‘How are you?’ That simplest of questions, which most of us ask countless times a day. But how closely do we listen to the response? If you are like me, the answer is (sorry) not that attentively, because we predict what we are about to hear. Mostly, I anticipate, ‘fine’, but in a school in December, I am adding ‘cold’, ‘tired’ and ‘ill’ to my options.
This process of prediction is so instinctive in our first language, but it does not automatically transfer to second language learning and this is something that my team and I have been seeking to address with our students through metacognitive questioning.
Our aim is to make explicit how to approach tasks, particularly listening activities, in order to demystify the skill of listening to all of our students (our MFL classes are mixed ability). By repeatedly drawing attention to the process of listening, we are helping to build our students’ confidence in their ability to succeed, as well as their resilience as learners. Rather than allowing a student to think that another student is ‘just good at’ languages, we are teaching students how to self-regulate to complete a task successfully.
In recent years, we have been strongly influenced by the listening as modelling approach (LAM) espoused by Gianfranco Conti. While we are not using his approach in the purest sense, we have embraced the use of sentence builders, which present students with the language we are teaching them in a grid format, alongside the English translations. We create our own listening resources based on these and now use extensive listening practice to help students to acquire new language.

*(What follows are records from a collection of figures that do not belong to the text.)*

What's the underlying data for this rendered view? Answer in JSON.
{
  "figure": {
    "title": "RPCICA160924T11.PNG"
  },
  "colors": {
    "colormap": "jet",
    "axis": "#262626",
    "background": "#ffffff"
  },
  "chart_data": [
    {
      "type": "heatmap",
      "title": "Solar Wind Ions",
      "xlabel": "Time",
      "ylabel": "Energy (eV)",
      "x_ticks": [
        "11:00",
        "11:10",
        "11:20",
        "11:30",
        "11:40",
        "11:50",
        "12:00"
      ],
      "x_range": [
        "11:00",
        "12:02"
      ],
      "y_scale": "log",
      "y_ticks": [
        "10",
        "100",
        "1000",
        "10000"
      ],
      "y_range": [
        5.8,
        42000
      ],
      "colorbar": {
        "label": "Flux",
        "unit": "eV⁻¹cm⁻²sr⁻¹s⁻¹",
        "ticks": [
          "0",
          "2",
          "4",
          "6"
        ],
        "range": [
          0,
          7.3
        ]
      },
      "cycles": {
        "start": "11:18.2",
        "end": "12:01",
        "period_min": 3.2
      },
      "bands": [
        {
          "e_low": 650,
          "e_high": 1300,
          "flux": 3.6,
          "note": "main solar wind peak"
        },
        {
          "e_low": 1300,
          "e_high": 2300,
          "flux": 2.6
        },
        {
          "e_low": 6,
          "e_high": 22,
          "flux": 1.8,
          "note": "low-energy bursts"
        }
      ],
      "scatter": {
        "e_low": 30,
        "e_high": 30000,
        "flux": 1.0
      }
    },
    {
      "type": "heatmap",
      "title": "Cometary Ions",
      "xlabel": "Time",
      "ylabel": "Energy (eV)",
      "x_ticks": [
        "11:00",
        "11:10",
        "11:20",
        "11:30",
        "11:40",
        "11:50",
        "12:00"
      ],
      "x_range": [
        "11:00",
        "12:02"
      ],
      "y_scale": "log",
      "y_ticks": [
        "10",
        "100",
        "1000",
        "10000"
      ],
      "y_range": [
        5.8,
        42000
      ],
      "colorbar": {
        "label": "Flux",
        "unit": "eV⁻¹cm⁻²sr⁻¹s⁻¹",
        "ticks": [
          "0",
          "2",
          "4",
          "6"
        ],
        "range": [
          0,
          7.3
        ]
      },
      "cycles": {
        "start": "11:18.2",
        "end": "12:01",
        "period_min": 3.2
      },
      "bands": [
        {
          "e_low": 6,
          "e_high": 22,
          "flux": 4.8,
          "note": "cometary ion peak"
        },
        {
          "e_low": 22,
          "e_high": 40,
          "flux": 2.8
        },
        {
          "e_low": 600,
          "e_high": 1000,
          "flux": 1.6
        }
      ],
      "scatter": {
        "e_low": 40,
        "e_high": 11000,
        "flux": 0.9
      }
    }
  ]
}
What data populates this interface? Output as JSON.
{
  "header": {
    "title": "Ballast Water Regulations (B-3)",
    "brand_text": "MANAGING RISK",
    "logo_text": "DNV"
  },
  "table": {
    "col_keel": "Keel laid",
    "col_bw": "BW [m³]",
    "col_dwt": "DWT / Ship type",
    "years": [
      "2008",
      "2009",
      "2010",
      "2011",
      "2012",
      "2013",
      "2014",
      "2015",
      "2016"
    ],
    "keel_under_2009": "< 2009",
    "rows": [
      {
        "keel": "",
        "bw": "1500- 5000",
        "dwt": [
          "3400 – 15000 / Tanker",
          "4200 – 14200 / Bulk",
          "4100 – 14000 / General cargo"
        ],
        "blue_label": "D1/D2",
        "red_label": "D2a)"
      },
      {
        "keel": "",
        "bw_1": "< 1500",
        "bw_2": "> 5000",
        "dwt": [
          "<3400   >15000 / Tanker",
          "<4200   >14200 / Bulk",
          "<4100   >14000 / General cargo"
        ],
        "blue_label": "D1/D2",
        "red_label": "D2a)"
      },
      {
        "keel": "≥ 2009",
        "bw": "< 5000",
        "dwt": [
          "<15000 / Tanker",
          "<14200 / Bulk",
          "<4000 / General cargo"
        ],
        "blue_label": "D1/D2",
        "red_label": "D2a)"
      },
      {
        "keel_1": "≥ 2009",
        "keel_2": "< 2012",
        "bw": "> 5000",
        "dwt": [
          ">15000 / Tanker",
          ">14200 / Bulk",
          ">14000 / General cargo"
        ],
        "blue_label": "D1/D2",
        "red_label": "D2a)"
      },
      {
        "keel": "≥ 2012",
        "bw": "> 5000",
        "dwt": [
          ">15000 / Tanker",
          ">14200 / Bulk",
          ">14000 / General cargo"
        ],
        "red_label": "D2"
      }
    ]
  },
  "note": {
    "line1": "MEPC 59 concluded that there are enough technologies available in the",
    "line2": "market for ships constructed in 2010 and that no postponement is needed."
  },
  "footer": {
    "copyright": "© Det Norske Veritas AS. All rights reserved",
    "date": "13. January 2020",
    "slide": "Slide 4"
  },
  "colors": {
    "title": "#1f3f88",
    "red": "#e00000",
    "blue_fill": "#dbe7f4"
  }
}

Regular readers of the Class Teaching Blog will no doubt be aware of Durrington High School’s focus on metacognition over the last few years and, as an MFL team, we are constantly striving to align what we believe to be best practice in MFL teaching with whole school priorities. We have an MFL-specific set of metacognitive questions based on planning, monitoring and evaluating and these are displayed in our classrooms as an aide-memoire for us. You can see a copy below:

It is fair to say that metacognitive questioning related to planning activities is the most embedded strand and a typical questioning routine prior to starting a listening task might be as follows:
- What do we need to remember when completing this type of activity?
- What can we use to help us with this activity?
- What do we need to be listening for? What type of information will give us the correct answer?
- Is there anything that we need to watch out for?
At times, we may also model our own approach to a task by talking through our thought processes. For example, when modelling a multiple-choice listening task to a Y7 class this week, I said something like:
- Right, for number one I have to listen out for the opinion verb, so I need to find that column in my sentence builder. It is the first column, so I know that I am going to hear what I need at the start of the sentence. I have 3 options, so I am definitely going to hear one of those. In fact, I don’t need to understand the whole sentence to find the correct answer. So, if I scan down my sentence builder before we start, I can predict what I am likely to hear, which is going to make the task easier. I am either going to hear ‘j’adore’, ‘j’aime’ or ‘je n’aime pas’. ‘J’adore’ is going to be easier to spot, because it sounds different to the other two. To hear the difference between ‘j’aime’ and ‘je n’aime pas’, I am going to listen closely to see if I hear the ‘pas’.
Closely aligned to this is how we approach eliciting answers from students. As teachers, we routinely model the first question and in MFL, this typically involves allowing students to complete a question and then asking a student for the answer. However, a correct answer only tells us that one student knows how to complete the task, it does not actually model the task to other students, so we would typically follow up with, ‘How did you know that was the correct answer?’ Sometimes we ask further questions to ensure that the process the student used is fully articulated, but increasingly students are able to give full explanations of what they did unprompted. For example, ‘I know that ‘cumpleaños’ means birthday, so I realised that the answer would come after that. I knew that ‘quince’ was a number, but I couldn’t remember if it was 5 or 15, so I used my sentence builder to check. I remembered that ‘agosto’ means August because it is similar to the English’. This is much more powerful than an answer of ‘15th August’ and is well worth the additional time that it takes.
The challenge in bringing about change, as well all know, is to embed it in practice and, based on regular lesson drop-ins by me and members of our SLT, I am confident that we, as a team, have done this in terms of using metacognitive questioning to enable more students to experience success in listening tasks. Our next steps are to ensure that this is embedded as consistently for other types of task, as well as to develop our use of metacognitive questioning to help students to monitor and evaluate their work.